Why does it matter? Your circadian rhythm controls a lot of things, including your body temperature throughout the day, and when you feel sleepy in the evening. Your core temperature naturally cools as the day drags on and that cooling is one of the signals that it’s time for bed. Giving the temperature variable a little nudge is the crux of this smart way to help you fall asleep faster.
If you’re showering right before bed, skip the steaming hot shower. Raising your body temperature directly before you get into bed can make it more challenging to get to sleep regardless of the time of year—although it’s certainly extra unpleasant to get into bed sauna-level hot in the heat of the summer. Instead, take as cool of a shower as you can comfortably tolerate. You’ll be simulating the natural lowering of body temperature that occurs in the evening. While the cold water might make you feel briefly more alert, when you hop into bed, you’ll likely find yourself a lot drowsier than usual.

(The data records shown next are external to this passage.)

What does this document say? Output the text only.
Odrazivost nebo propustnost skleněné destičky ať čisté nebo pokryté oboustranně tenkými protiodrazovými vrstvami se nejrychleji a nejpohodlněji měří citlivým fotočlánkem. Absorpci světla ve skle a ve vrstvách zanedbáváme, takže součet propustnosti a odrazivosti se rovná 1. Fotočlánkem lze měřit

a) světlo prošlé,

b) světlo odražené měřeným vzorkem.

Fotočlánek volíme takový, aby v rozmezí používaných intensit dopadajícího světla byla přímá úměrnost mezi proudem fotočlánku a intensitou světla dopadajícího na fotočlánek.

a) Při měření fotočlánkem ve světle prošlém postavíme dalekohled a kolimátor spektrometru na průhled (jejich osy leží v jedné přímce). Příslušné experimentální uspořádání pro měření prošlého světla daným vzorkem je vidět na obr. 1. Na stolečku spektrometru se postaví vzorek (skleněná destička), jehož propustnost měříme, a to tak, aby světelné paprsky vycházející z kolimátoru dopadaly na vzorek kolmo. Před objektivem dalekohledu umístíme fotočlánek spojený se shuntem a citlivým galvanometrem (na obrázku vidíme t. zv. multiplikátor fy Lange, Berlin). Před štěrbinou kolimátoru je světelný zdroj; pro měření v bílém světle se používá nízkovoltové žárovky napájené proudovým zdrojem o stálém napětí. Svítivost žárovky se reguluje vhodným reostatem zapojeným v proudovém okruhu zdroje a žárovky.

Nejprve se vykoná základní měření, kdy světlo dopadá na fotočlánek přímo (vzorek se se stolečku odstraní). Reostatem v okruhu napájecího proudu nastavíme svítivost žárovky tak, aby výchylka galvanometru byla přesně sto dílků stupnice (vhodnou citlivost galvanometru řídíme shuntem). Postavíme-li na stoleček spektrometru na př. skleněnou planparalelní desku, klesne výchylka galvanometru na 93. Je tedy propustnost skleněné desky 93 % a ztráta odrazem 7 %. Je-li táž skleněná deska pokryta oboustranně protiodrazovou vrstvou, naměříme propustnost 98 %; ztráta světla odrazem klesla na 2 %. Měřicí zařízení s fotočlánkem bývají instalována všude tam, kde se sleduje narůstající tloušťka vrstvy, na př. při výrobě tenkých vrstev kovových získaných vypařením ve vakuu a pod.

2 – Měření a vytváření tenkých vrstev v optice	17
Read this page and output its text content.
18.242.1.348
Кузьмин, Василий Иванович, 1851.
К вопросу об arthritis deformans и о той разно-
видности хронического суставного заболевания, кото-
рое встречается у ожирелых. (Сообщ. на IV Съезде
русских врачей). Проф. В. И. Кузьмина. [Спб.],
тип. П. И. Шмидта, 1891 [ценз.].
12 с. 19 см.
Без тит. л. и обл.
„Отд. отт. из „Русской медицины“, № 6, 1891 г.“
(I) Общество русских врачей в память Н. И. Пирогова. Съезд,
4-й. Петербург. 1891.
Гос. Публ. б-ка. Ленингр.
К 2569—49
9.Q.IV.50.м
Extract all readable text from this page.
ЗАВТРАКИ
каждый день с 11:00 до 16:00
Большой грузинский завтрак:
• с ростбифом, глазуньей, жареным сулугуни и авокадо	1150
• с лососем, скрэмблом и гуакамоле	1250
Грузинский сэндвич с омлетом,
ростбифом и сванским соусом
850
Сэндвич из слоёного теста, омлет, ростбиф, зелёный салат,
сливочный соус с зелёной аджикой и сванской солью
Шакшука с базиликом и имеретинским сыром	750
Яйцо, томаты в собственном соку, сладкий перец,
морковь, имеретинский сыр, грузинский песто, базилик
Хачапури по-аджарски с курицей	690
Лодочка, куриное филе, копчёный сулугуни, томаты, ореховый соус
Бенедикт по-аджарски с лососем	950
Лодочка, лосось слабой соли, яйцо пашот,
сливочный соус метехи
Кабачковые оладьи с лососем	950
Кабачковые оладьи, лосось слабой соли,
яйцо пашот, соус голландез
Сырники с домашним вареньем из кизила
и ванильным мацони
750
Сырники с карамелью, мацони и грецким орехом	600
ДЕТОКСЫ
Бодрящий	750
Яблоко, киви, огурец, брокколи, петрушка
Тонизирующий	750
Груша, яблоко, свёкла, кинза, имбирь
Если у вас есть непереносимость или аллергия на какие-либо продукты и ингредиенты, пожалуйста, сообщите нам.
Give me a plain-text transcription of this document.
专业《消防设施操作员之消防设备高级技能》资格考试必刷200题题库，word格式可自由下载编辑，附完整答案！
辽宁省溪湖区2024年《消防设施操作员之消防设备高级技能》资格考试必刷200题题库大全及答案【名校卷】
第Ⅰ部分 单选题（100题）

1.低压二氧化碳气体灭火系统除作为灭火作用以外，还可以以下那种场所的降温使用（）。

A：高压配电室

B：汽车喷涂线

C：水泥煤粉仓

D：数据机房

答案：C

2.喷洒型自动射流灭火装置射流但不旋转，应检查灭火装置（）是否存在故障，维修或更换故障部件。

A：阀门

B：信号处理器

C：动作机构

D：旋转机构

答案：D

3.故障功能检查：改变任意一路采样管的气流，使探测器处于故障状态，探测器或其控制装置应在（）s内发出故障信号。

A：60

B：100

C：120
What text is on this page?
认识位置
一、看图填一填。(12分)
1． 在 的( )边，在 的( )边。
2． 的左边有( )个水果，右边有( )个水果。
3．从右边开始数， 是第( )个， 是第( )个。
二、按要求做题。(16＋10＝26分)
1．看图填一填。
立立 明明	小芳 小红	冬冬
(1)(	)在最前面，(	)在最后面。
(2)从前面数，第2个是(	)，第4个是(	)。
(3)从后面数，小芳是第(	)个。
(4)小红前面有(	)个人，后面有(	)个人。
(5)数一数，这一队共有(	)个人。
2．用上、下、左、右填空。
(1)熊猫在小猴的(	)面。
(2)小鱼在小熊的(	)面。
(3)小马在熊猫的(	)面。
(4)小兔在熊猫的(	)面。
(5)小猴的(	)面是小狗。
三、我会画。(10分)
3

On the other hand, if taking a cold shower before bed (or any time for that matter) has you shaking your head and ready to abandon this little circadian-hijacking experiment, don’t bail on us just yet. You can keep your hot showers (or baths) as long as you time them correctly. Instead of taking the hot shower or bath right before bed, time your shower, so you’re hopping out about an hour and a half or so before bedtime. Your body temperature will peak with the hot shower and then drift down as you cool off. That cool-down period is like an amplified version of what would happen anyway, so you can cool down and drift off to sleep more effectively.